In a book like this, a chapter on craftsmanship, craft, architectural materiality, ornamentation, construction, etc., becomes very important; and the author has covered the subject fairly exhaustively--discussing interesting issues like migration, economic relationships between different craftsmen communities and the resulting visual cultures, and so on. In this chapter and others, architecture drawings are attractively employed, but not explored for their representative or historical significance.
The other interesting chapter, which probably is specific to the place, discusses processions in the city. Here the procession, or the navigation, through a place, an urban setting, becomes an interesting way of recreating or restructuring the physical and cultural past of the city.
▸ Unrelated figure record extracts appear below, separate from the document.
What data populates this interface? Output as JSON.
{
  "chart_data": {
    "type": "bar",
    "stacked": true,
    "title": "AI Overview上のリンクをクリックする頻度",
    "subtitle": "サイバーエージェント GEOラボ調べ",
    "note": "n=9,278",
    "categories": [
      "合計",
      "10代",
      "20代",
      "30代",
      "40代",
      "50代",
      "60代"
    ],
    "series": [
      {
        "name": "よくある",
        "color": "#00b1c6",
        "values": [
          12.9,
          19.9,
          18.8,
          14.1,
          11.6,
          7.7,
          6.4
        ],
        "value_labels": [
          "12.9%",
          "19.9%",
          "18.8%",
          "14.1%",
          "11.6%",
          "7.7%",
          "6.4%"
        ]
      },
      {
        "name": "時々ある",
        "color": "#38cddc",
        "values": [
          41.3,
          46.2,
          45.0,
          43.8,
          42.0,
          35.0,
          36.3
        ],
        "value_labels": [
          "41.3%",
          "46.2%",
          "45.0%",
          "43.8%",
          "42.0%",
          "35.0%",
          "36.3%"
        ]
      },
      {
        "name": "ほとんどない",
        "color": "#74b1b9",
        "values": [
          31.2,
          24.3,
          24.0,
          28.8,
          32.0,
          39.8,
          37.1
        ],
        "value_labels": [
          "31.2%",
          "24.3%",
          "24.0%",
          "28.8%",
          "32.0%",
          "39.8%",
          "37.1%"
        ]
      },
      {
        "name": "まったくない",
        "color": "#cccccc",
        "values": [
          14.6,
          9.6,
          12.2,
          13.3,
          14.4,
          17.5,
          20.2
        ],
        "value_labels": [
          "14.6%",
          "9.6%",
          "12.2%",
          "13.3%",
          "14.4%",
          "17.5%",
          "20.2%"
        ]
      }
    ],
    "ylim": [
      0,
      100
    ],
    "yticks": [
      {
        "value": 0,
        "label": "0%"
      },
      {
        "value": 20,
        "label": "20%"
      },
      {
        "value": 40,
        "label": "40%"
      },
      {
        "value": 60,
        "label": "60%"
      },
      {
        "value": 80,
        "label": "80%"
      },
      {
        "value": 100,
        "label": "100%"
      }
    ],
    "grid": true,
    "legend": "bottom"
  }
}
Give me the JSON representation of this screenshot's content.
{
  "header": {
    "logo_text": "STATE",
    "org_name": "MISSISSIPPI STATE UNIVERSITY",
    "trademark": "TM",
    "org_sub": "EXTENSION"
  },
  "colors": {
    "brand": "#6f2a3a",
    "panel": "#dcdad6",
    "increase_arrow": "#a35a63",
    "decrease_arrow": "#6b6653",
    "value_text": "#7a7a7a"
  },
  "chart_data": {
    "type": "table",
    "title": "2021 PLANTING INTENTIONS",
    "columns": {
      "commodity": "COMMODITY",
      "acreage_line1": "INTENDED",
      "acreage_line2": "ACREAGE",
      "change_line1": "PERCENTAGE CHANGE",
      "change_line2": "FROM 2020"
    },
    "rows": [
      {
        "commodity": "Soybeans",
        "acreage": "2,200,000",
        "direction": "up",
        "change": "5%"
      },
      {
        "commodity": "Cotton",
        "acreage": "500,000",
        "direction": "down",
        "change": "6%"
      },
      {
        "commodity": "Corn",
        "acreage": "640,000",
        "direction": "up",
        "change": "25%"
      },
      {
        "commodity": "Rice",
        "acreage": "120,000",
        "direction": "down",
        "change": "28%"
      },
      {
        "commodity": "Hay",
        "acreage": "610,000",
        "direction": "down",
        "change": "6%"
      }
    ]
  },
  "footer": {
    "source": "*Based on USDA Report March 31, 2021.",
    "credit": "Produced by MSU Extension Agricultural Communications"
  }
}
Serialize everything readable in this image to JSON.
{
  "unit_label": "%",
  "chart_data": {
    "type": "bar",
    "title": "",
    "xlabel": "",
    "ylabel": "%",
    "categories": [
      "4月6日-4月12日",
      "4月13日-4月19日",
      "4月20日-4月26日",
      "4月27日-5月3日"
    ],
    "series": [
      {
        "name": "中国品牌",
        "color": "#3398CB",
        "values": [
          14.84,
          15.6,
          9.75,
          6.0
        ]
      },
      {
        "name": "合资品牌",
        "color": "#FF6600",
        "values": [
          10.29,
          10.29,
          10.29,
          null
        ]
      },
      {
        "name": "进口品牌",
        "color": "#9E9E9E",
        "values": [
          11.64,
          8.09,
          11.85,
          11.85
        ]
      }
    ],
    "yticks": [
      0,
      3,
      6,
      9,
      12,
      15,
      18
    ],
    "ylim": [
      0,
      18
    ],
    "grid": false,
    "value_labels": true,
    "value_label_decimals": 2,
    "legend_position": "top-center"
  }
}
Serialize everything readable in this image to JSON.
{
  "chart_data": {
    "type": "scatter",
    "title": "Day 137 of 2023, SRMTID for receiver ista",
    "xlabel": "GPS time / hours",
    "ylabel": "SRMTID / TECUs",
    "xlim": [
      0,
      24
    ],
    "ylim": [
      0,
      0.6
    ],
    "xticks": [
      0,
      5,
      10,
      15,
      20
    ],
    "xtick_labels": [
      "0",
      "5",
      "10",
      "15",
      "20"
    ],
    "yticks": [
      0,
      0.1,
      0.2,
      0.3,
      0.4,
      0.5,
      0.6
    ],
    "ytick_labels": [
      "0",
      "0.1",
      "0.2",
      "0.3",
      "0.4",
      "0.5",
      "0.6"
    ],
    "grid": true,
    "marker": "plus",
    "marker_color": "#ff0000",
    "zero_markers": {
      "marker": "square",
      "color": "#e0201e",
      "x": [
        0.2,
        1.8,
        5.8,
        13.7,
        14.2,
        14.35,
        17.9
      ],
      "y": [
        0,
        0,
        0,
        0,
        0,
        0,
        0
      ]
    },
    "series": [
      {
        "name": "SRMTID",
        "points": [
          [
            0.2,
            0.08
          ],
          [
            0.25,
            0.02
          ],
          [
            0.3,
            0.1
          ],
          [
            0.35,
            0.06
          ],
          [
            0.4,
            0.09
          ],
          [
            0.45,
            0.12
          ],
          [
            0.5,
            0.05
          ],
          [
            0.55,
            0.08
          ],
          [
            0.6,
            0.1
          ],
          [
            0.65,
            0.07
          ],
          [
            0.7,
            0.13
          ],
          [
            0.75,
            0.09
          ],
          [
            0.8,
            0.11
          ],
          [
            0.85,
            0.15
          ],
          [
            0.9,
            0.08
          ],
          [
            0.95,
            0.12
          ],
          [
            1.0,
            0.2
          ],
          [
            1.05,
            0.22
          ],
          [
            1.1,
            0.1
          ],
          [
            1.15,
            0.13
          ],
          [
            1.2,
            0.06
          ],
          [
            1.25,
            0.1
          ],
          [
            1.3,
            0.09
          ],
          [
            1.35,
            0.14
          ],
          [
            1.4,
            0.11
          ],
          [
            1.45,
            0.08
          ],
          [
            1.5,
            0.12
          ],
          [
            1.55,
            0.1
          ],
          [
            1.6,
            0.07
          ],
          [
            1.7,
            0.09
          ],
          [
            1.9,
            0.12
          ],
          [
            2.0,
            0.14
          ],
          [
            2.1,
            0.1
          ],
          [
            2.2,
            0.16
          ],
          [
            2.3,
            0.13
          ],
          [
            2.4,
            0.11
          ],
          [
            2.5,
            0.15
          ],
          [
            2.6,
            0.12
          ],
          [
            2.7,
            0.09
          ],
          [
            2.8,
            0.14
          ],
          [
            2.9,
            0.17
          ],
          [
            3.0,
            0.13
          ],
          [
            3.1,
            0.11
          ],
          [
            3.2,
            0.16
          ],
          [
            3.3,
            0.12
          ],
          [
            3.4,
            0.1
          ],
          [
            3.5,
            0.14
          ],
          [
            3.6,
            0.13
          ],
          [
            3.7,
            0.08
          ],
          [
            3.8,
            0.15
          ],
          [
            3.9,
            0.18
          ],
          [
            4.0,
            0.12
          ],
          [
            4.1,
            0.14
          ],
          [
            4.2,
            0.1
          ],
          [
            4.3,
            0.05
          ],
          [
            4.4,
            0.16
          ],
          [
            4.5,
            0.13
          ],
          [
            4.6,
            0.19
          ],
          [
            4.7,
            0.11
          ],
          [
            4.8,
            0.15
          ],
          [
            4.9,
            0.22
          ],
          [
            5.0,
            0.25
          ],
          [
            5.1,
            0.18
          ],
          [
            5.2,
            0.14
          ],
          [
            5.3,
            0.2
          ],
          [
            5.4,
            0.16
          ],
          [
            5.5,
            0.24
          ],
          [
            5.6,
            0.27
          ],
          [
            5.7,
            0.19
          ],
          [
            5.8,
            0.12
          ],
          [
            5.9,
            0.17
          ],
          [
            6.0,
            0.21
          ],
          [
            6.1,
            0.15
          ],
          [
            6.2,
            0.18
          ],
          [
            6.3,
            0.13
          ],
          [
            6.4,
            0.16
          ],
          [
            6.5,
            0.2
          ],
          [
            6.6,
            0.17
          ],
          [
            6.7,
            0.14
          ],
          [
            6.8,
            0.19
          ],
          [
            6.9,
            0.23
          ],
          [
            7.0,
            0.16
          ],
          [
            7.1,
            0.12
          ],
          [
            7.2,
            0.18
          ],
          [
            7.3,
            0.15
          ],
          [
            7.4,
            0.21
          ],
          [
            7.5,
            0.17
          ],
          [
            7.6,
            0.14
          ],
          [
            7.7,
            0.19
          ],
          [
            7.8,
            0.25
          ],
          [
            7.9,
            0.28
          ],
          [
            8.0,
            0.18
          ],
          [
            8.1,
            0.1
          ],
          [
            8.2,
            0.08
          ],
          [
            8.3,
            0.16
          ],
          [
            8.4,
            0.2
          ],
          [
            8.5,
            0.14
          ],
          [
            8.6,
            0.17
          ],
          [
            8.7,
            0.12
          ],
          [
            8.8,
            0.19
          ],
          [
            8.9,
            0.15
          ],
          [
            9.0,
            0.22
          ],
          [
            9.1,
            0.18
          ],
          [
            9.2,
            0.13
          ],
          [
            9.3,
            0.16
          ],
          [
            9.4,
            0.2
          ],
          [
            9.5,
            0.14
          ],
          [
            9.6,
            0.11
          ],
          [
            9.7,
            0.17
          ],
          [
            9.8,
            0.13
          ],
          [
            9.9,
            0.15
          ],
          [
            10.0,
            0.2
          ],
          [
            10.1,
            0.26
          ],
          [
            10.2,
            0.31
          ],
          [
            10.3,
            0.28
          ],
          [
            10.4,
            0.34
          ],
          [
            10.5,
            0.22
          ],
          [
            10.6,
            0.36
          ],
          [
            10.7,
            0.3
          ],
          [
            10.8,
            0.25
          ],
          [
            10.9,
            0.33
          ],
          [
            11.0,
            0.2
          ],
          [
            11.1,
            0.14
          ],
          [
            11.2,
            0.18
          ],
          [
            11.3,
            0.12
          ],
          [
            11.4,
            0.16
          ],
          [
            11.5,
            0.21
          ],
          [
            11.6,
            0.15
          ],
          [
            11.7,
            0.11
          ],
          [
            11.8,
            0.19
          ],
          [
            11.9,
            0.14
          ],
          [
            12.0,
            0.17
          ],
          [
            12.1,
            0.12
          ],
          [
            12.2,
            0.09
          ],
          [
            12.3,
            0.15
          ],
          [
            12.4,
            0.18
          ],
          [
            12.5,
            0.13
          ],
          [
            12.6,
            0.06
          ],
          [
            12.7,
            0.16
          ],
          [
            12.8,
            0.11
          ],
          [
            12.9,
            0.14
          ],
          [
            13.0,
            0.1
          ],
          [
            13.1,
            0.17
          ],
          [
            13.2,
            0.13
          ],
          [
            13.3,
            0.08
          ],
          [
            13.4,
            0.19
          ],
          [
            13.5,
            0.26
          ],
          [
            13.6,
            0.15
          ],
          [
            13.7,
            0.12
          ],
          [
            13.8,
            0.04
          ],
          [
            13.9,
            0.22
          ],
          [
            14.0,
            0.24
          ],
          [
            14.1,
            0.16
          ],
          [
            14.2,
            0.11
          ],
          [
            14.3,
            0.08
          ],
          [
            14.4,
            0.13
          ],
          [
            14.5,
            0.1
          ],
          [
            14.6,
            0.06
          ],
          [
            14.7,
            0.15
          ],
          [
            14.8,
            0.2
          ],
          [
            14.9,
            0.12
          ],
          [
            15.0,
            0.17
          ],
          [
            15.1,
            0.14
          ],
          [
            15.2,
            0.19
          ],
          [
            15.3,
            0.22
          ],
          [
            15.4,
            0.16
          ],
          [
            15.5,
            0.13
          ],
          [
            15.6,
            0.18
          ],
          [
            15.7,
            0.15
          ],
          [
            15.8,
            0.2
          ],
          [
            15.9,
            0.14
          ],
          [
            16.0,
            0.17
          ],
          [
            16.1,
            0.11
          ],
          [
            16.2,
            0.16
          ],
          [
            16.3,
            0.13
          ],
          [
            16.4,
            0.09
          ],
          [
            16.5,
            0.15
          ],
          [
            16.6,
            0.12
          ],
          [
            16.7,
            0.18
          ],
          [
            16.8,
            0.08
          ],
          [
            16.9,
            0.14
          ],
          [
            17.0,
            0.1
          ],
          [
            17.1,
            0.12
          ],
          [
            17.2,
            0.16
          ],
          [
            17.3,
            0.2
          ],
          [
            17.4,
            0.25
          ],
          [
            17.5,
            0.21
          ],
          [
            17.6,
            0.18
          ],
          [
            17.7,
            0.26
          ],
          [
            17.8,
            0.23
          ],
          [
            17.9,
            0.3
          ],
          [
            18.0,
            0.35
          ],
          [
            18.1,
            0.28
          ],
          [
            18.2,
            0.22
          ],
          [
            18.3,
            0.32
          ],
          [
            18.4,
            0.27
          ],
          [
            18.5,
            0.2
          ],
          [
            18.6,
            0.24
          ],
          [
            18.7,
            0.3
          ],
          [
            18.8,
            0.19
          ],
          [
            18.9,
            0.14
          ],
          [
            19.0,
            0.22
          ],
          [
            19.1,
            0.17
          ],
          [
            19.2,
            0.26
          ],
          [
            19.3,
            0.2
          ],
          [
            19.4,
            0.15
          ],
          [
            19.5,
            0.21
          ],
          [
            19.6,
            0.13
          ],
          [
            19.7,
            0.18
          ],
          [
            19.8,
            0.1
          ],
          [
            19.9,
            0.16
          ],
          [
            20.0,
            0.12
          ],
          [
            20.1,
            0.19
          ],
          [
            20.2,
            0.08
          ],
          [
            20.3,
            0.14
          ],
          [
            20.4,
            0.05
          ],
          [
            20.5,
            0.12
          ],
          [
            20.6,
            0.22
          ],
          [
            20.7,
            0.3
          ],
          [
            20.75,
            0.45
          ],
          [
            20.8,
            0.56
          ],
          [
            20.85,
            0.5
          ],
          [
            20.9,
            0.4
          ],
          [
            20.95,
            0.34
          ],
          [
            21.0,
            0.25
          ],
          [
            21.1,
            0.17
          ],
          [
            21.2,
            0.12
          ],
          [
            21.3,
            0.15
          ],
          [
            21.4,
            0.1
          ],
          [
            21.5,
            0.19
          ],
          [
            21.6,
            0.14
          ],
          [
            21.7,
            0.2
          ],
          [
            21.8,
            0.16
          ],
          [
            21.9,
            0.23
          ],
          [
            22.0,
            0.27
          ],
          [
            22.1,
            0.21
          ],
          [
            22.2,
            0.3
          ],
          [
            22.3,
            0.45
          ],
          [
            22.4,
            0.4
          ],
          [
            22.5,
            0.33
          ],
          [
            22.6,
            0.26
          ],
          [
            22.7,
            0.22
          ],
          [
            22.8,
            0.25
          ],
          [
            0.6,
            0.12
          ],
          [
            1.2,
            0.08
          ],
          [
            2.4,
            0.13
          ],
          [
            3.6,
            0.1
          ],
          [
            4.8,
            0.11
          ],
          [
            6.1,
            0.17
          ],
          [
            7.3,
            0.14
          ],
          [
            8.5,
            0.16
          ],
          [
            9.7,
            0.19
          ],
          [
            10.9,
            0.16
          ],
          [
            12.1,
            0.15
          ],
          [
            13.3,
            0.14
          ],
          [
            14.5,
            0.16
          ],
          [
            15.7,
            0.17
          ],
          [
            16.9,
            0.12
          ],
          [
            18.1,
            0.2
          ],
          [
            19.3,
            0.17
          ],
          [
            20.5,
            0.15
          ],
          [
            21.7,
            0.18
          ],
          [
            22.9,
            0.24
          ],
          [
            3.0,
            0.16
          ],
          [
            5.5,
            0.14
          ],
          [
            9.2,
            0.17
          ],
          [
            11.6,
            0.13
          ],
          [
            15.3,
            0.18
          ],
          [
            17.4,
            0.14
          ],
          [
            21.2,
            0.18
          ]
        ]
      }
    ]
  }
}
The overlaying of old narrated processional routes onto a contemporary map of the city is a very informative and interesting exercise.
The last essay discuses the role of institutions in the reconstruction process, and offers ideas for rebuilding the city, anchoring in its cultural heritage or pasts. This short essay, along with the Epilogue, hits upon all the usual dilemmas that conservation practice in India has been juggling with; obviously here the question of responsible urban development and restructuring is much more important than conserving one building or precinct. Interestingly, the author also enters into the question of the applicability of historical and ethnographic research to planning and civic action, and he goes into the details of some practical issues regarding the application of such research to restructuring endeavours.
This book elaborates on the very important structural deviations that planning and development processes will need to undertake. To use the author's phrase, "constructing critical portraits of the city" should become crucial to metropolitan development, and this book does not just talk about it but well indicates a methodology for its practice.